Nouvelle position de la santé publique sur le port du masque en communauté

Élisabeth Fleury
Élisabeth Fleury
Le Soleil
Les autorités de santé publique du Québec diffuseront plus tard cette semaine une «nouvelle position» sur le port du masque en communauté, a annoncé lundi le Dr Horacio Arruda, qui a tenu à préciser n’avoir «jamais été contre les masques».

«Je veux juste que les gens sachent ce que ça apporte le masque, pourquoi c’est utilisé et comment c’est utilisé. Les équipes [de la santé publique] sont en train actuellement de regarder ça. Il y a une littérature qui commence à démontrer que, peut-être, le port du masque pourrait être un élément contributif à une diminution des épidémies. Mais il faut le faire adéquatement», a déclaré le directeur national de santé publique lors du point de presse quotidien du gouvernement Legault. 

Le DArruda a souligné qu’il y avait «toutes sortes de gens qui disent qu’on peut prendre un t-shirt, et vous savez, un t-shirt, ça peut être très mince, et en termes de protection, ce n’est pas très élevé». 

«Mais on est en train de regarder ça. Au cours de la semaine, on va avoir une position nouvelle par rapport à ça, pour que les gens puissent se fabriquer des masques avec certaines conditions», a promis le directeur national de santé publique, tout en rappelant la nécessité de respecter les mesures de distanciation sociale et d’hygiène des mains.

Le DHoracio Arruda ne voudrait surtout pas que les gens, parce qu’ils portent un masque, se mettent à se rapprocher les uns des autres «parce qu’ils se sentent protégés». L’efficacité du masque n’est pas garantie, et elle peut même être nuisible, a insisté le DArruda.  

«Mais si les gens, pour protéger les autres, pour éviter de contaminer les autres parce qu’ils sont asymptomatiques, portent le masque et respectent les autres consignes, ça va être adéquat. On va même probablement faire des vidéos pour expliquer aux gens comment le mettre et comment l’enlever. Parce que même en milieu de soins, les gens peuvent se tromper», a dit le Dr Arruda.  

Si les autorités de santé publique n’ont pas fait avant la promotion du port du masque, c’est que «premièrement, on n’en a pas pour tout le monde [des masques médicaux], et on va les garder pour ceux qui en ont véritablement besoin», a expliqué le Dr Arruda. 

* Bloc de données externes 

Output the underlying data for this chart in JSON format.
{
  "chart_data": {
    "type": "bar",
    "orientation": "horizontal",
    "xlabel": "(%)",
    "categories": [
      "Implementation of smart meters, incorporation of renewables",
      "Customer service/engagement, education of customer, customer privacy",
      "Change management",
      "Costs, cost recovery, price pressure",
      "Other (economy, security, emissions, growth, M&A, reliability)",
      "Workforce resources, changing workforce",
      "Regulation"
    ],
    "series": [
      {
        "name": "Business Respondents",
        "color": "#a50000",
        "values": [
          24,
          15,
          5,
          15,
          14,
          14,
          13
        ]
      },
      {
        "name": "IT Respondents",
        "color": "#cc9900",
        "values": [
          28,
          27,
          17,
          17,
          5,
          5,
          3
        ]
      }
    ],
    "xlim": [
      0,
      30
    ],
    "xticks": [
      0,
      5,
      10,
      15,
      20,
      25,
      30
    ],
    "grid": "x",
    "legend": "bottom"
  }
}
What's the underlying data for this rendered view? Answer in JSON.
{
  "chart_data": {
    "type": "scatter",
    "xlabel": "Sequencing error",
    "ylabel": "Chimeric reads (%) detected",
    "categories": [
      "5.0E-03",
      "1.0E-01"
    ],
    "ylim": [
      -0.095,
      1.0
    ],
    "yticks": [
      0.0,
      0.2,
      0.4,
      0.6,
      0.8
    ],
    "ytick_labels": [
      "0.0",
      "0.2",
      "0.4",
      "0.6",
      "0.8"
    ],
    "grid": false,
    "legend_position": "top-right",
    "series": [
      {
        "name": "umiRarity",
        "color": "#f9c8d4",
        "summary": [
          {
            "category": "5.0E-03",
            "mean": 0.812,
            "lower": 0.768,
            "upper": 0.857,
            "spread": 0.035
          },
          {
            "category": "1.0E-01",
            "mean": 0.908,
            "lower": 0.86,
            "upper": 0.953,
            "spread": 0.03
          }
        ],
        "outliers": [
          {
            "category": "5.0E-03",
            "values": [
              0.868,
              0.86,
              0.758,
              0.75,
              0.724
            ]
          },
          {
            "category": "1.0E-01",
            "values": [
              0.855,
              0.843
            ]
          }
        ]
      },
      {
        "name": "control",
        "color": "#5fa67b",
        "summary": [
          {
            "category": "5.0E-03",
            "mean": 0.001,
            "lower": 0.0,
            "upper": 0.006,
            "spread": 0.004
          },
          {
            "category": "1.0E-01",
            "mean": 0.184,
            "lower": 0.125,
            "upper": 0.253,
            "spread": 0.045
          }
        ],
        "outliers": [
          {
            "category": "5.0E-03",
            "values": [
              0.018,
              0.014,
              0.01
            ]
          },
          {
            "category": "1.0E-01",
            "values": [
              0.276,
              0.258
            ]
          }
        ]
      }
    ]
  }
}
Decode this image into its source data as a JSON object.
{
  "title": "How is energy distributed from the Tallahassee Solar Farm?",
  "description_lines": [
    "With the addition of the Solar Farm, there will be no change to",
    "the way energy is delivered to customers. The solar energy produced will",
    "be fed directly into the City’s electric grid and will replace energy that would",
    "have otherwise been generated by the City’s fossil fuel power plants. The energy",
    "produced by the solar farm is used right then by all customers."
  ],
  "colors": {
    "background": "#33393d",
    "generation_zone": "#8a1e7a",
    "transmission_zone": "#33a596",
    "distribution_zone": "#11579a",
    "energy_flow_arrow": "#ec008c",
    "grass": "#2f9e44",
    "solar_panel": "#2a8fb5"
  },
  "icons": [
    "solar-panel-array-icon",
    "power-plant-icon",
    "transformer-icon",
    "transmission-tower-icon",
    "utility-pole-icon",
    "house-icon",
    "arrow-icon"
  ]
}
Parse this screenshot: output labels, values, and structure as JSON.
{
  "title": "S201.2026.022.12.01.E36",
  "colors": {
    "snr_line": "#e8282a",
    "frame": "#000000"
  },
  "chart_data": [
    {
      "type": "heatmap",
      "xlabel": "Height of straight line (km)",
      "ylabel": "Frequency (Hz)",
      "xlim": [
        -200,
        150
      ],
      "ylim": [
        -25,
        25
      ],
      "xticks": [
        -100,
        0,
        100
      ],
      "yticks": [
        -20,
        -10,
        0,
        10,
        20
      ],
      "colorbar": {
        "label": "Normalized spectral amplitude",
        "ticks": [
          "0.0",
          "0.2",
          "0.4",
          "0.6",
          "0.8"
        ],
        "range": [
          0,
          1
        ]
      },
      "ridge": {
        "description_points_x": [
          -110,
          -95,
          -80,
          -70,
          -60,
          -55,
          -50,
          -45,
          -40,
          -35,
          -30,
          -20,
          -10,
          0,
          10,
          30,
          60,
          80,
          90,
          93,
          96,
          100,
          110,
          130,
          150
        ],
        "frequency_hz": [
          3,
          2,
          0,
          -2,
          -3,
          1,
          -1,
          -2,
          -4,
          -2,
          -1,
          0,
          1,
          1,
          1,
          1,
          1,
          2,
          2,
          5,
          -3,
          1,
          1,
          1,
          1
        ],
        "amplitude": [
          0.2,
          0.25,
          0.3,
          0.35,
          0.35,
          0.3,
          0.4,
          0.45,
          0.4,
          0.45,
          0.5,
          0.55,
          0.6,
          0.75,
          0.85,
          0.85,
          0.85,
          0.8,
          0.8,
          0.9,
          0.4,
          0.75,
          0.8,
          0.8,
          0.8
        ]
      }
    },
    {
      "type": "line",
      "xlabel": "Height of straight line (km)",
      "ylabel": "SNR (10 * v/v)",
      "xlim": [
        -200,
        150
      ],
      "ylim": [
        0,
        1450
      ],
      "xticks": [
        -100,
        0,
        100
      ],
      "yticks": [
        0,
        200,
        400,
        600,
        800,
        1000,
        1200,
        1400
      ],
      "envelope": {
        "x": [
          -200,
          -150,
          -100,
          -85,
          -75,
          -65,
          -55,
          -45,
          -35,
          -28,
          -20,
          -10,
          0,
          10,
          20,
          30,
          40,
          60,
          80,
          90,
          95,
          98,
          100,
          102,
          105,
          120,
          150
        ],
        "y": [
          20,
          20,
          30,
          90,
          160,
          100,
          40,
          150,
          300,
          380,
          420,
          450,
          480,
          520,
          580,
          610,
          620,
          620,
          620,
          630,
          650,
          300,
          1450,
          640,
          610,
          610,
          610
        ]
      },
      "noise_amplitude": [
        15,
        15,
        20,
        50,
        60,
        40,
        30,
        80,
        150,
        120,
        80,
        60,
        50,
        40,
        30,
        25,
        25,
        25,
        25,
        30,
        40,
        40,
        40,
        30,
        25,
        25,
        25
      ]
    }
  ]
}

«Mais, par contre, des masques, on va pouvoir en faire, et on va vous donner les meilleurs tissus pour que vous puissiez en fabriquer vous-mêmes», a promis le directeur national de la santé publique. 

Le Dr Horacio Arruda s’était toujours montré frileux jusqu’ici à recommander le port du masque artisanal en communauté. Sa position sur les masques médicaux, elle, a cependant toujours été claire: comme il en manque cruellement dans le réseau de la santé et des services sociaux, ces masques doivent être réservés aux patients et au membres du personnel. 

Au cours des dernières semaines, le Canada et d’autres pays, dont les États-Unis, ont recommandé à leurs citoyens le port du masque non médical lors de leurs déplacements à l’épicerie ou dans les transports en commun, estimant que les masques, même artisanaux, pouvaient contribuer à limiter la propagation du coronavirus. 

Dans un avis scientifique publié en 2007, l’Institut national de santé publique du Québec (INSPQ) recommandait que le port du masque en communauté soit considéré comme une mesure de protection volontaire «à promouvoir dès le début d’une pandémie». 

Dans ce document, l’INSPQ mettait également en garde les autorités contre le risque de pénurie de masques médicaux en cas de pandémie et enjoignait celles-ci à «étudier les modalités permettant de s’assurer que la population aura accès à des masques en vente libre pendant la pandémie».

En cas d’accessibilité insuffisante ou compromise aux masques médicaux en période de pandémie, l’Institut recommandait en 2007 d’envisager l’utilisation de masques artisanaux et d’«informer la population sur les moyens de fabriquer des masques en tissu».